How to Win Arguments - Empowering Virtual Agents to Improve their Persuasiveness (EVA)

Whether speakers are perceived as credible depends not only on the contents of their speech, but also to a large extent on how a message is conveyed. Human communication is not only based on speech, but also comprises other channels, such as gestures, postures, facial expressions and gaze, all of which influence the perception of the audience. In the EVA project, we investigate typical conversational patterns in public debates including the content and structure of arguments, but also how they are communicated to an audience. Moreover, we include tactical dialogue acts (so called dodge moves), such as a change of topics or subterfuges, that are often used in real debates. To this end, we simulate argumentation dialogues between humans through embodied conversational agents. As an application domain, we focus on political discourse. Since political debates have an enormous influence on shaping people's mind and attitudes, it is of particular importance to provide people with tools that help them explore the argumentation space by presenting arguments in different forms and thus support their decision-making processes.
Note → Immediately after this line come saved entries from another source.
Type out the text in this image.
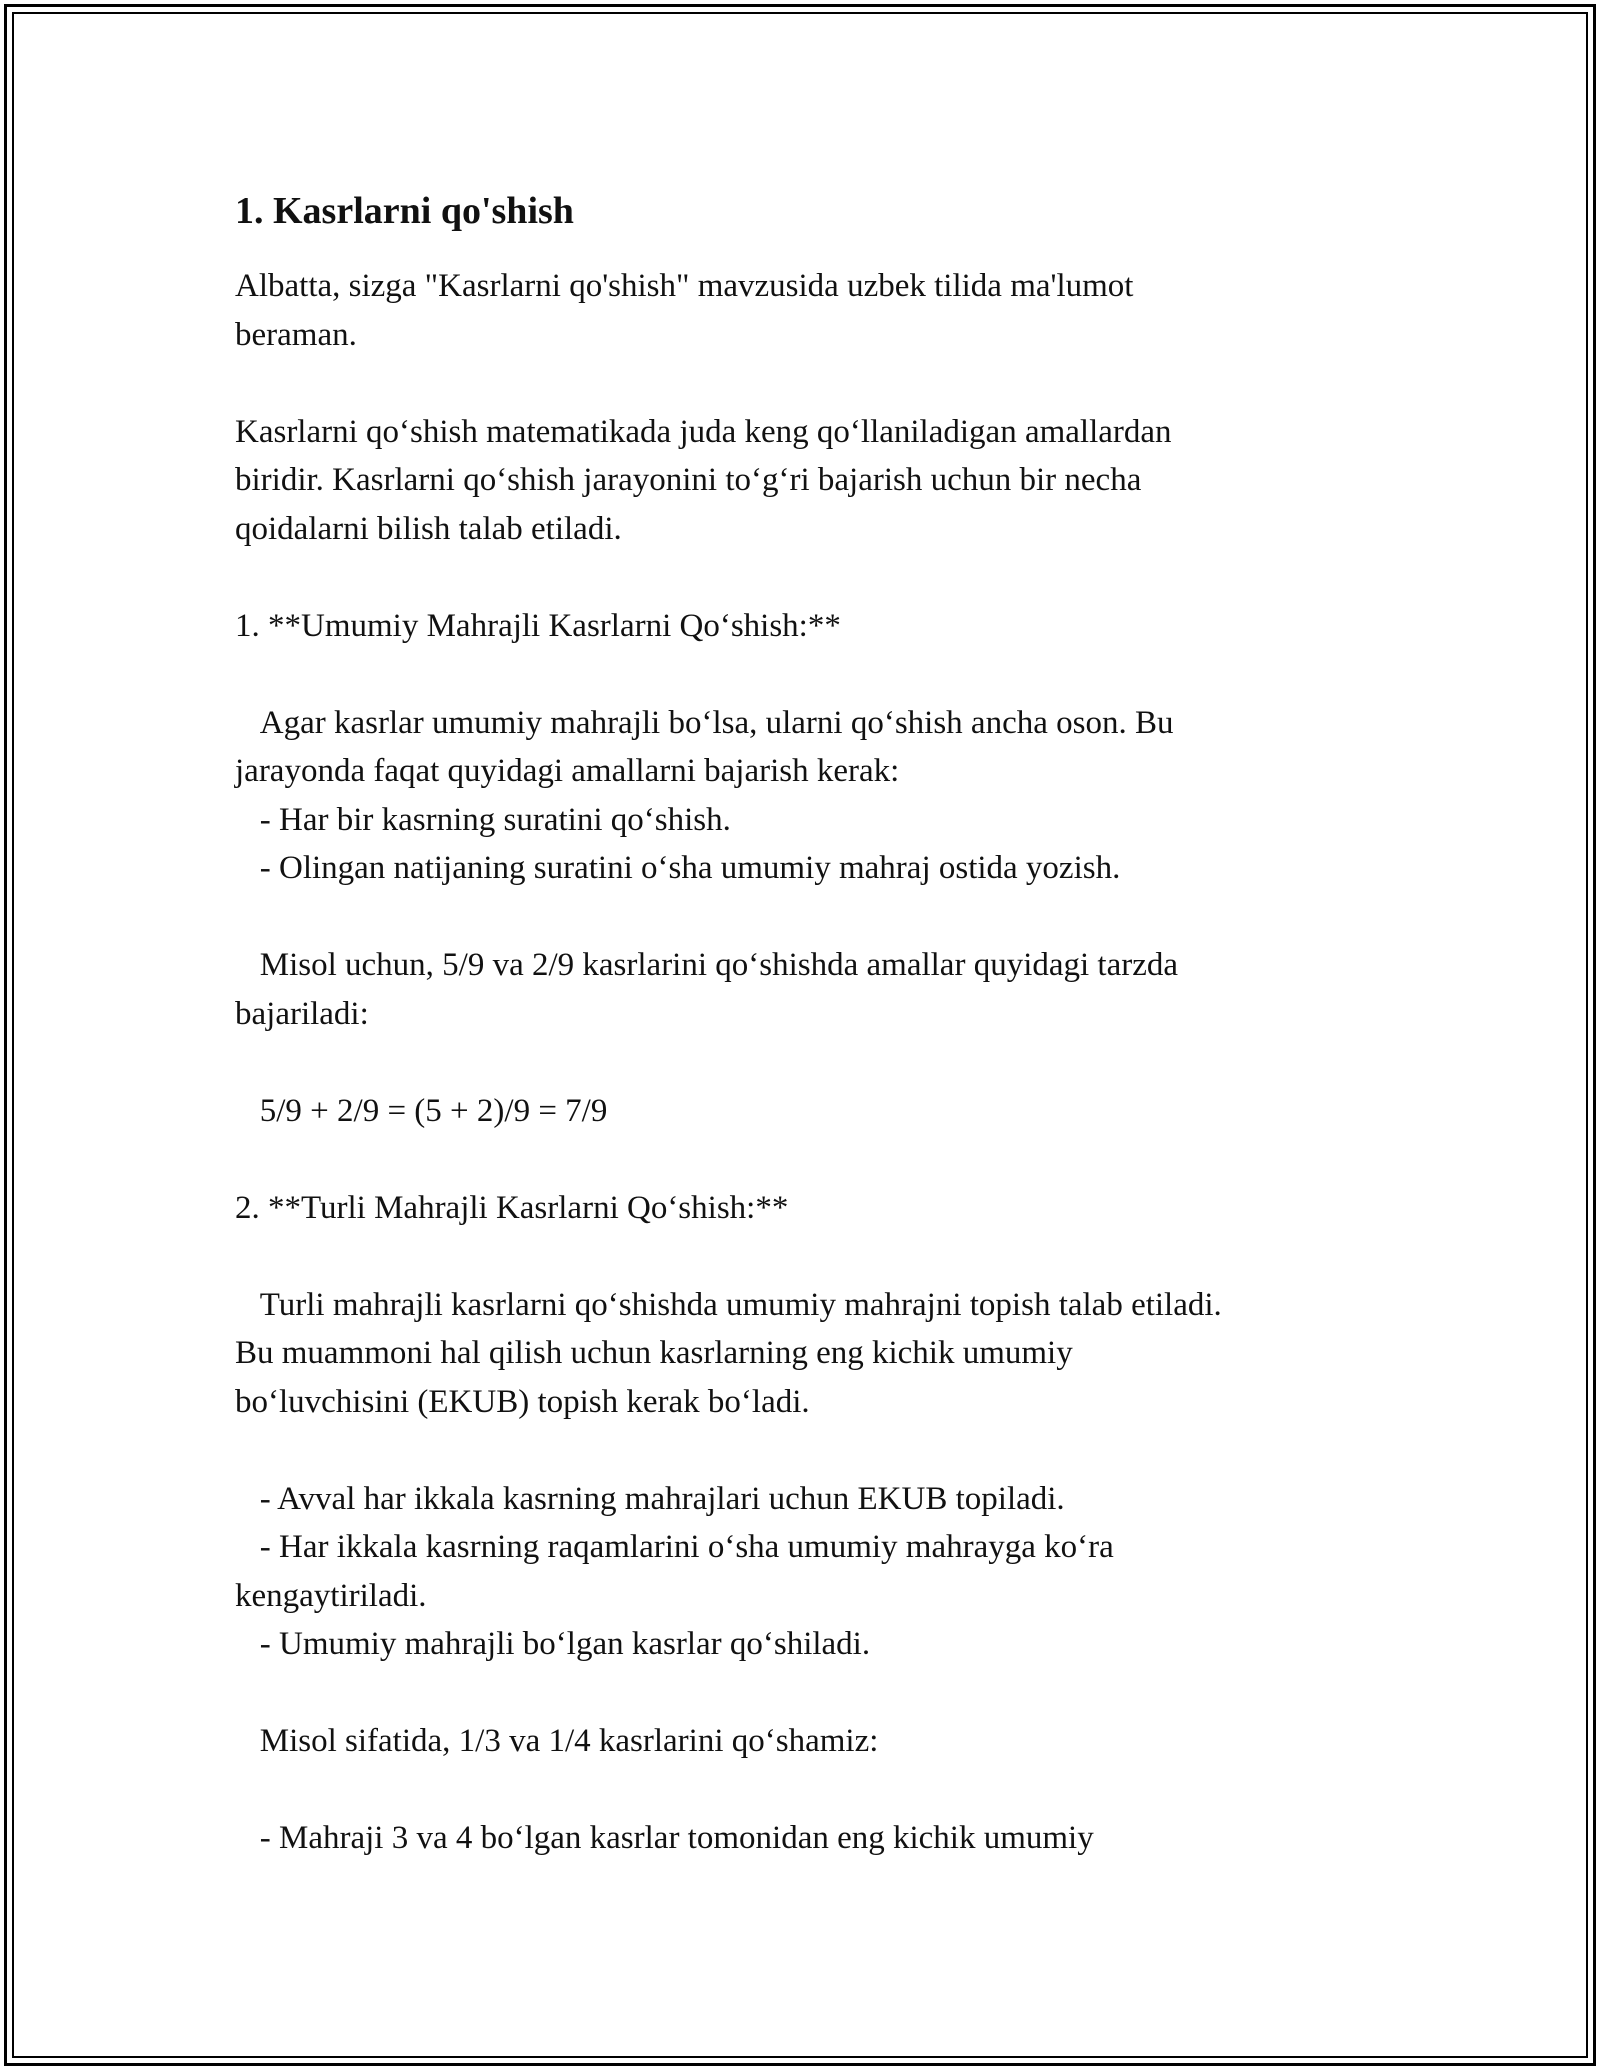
1. Kasrlarni qo'shish

Albatta, sizga "Kasrlarni qo'shish" mavzusida uzbek tilida ma'lumot

beraman.

Kasrlarni qo‘shish matematikada juda keng qo‘llaniladigan amallardan

biridir. Kasrlarni qo‘shish jarayonini to‘g‘ri bajarish uchun bir necha

qoidalarni bilish talab etiladi.

1. **Umumiy Mahrajli Kasrlarni Qo‘shish:**

Agar kasrlar umumiy mahrajli bo‘lsa, ularni qo‘shish ancha oson. Bu

jarayonda faqat quyidagi amallarni bajarish kerak:

- Har bir kasrning suratini qo‘shish.

- Olingan natijaning suratini o‘sha umumiy mahraj ostida yozish.

Misol uchun, 5/9 va 2/9 kasrlarini qo‘shishda amallar quyidagi tarzda

bajariladi:

5/9 + 2/9 = (5 + 2)/9 = 7/9

2. **Turli Mahrajli Kasrlarni Qo‘shish:**

Turli mahrajli kasrlarni qo‘shishda umumiy mahrajni topish talab etiladi.

Bu muammoni hal qilish uchun kasrlarning eng kichik umumiy

bo‘luvchisini (EKUB) topish kerak bo‘ladi.

- Avval har ikkala kasrning mahrajlari uchun EKUB topiladi.

- Har ikkala kasrning raqamlarini o‘sha umumiy mahrayga ko‘ra

kengaytiriladi.

- Umumiy mahrajli bo‘lgan kasrlar qo‘shiladi.

Misol sifatida, 1/3 va 1/4 kasrlarini qo‘shamiz:

- Mahraji 3 va 4 bo‘lgan kasrlar tomonidan eng kichik umumiy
The use of embodied conversational agents is an audiovisual form of presentation that has been less explored in the area of argumentation mining. It allows us to present arguments in a way that is intuitive and reveals the effect of rational and non-rational elements in a debate. The verbal and nonverbal behaviors of the agents is determined using a combination of a rule-based approach that is informed by theories on argumentation and a data-driven approach that is informed by corpora of multimodal debates between humans. The arguments for the virtual agents are automatically extracted from an ontology that is created using argument mining techniques. We rely on Reinforcement Learning (RL) to optimize the agents' argumentation strategies in an interaction with a simulated opponent. The EVA proposal has been prepared within the Priority Program Robust Argumentation Machines (RATIO). It addresses the following core question of RATIO: How to present arguments intuitively to users in order to support decision-making processes? The EVA project has an interdisciplinary character. It combines research on multimodal behavior synthesis and analysis, argumentation mining and dialogue management.